The Supreme Court’s decision will disproportionately harm people who already experience the highest rates of unintended pregnancy, she says, including those who have low incomes, are between the ages of 18 and 24, or are people of color.
The majority of people in the U.S. get their insurance through their employer, Stulberg notes. Although some people can afford to pay for the pill, IUD, or other forms of contraception out-of-pocket, many cannot. “If your insurance doesn’t cover it, that basically means it’s out of reach,” Stulberg says. “My concern is this [ruling] creates a loophole you can drive a bus through—that any employer that doesn’t want to cover contraception for any reason could claim that it’s a moral reason and could opt out.”
On the other hand, many human resources professionals at large companies that Stulberg has spoken to for her research on contraception have expressed gratitude for the ACA’s mandate. These employers don’t want to have to negotiate with insurance carriers about whether contraception coverage is provided, she says.
“I hope most of them will not opt out,” she says. “I hope that they will recognize that comprehensive reproductive healthcare is good for their employees, good for the workforce, and good for the health of the population.”
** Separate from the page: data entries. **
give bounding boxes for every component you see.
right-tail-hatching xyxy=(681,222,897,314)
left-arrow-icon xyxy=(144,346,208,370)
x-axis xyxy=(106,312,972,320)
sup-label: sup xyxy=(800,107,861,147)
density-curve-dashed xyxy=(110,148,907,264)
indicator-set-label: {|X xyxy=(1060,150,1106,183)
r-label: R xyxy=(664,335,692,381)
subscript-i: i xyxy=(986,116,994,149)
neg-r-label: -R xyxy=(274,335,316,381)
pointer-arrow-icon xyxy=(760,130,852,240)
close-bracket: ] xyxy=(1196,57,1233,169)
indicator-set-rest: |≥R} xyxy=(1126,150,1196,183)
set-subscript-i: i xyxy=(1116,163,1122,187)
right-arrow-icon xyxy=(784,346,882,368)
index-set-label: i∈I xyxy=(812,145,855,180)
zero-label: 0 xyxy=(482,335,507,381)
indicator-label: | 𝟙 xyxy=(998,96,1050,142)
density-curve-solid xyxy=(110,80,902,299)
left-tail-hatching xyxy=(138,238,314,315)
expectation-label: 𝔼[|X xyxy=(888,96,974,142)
According to the Guttmacher Institute, a nonprofit focused on policy and research on sexual and reproductive health, an estimated 99 percent of sexually active women in America between the ages of 15 and 44 have used a contraceptive method other than natural family planning, which involves estimating the most and least fertile days of a menstrual cycle. On top of everything else, protecting access to birth control is particularly important in the midst of the COVID-19 pandemic, Stulberg and Sridhar say.
“The nation’s unemployment rate is rising higher and there’s economic stress and there’s social distancing, the health care infrastructure is really strained—there are already so many existing obstacles to healthcare in general,” Sridhar says. Now is a time when we should be removing barriers and addressing inequities that stand between people and health care, she says. “I’m appalled at these policies which actually work the other way.”
Birth control is also a key part of protecting frontline workers during the pandemic, Stulberg says. “The country has at times expressed real gratitude for frontline health care workers, for delivery people, for service workers who are showing up for their jobs even in the face of some risk,” she says. Allowing employers to deny these workers coverage undercuts that support, Stulberg believes. “Why would we want to put one more hurdle in front of people getting their own healthcare needs met when they’re out there providing essential services to the rest of us?”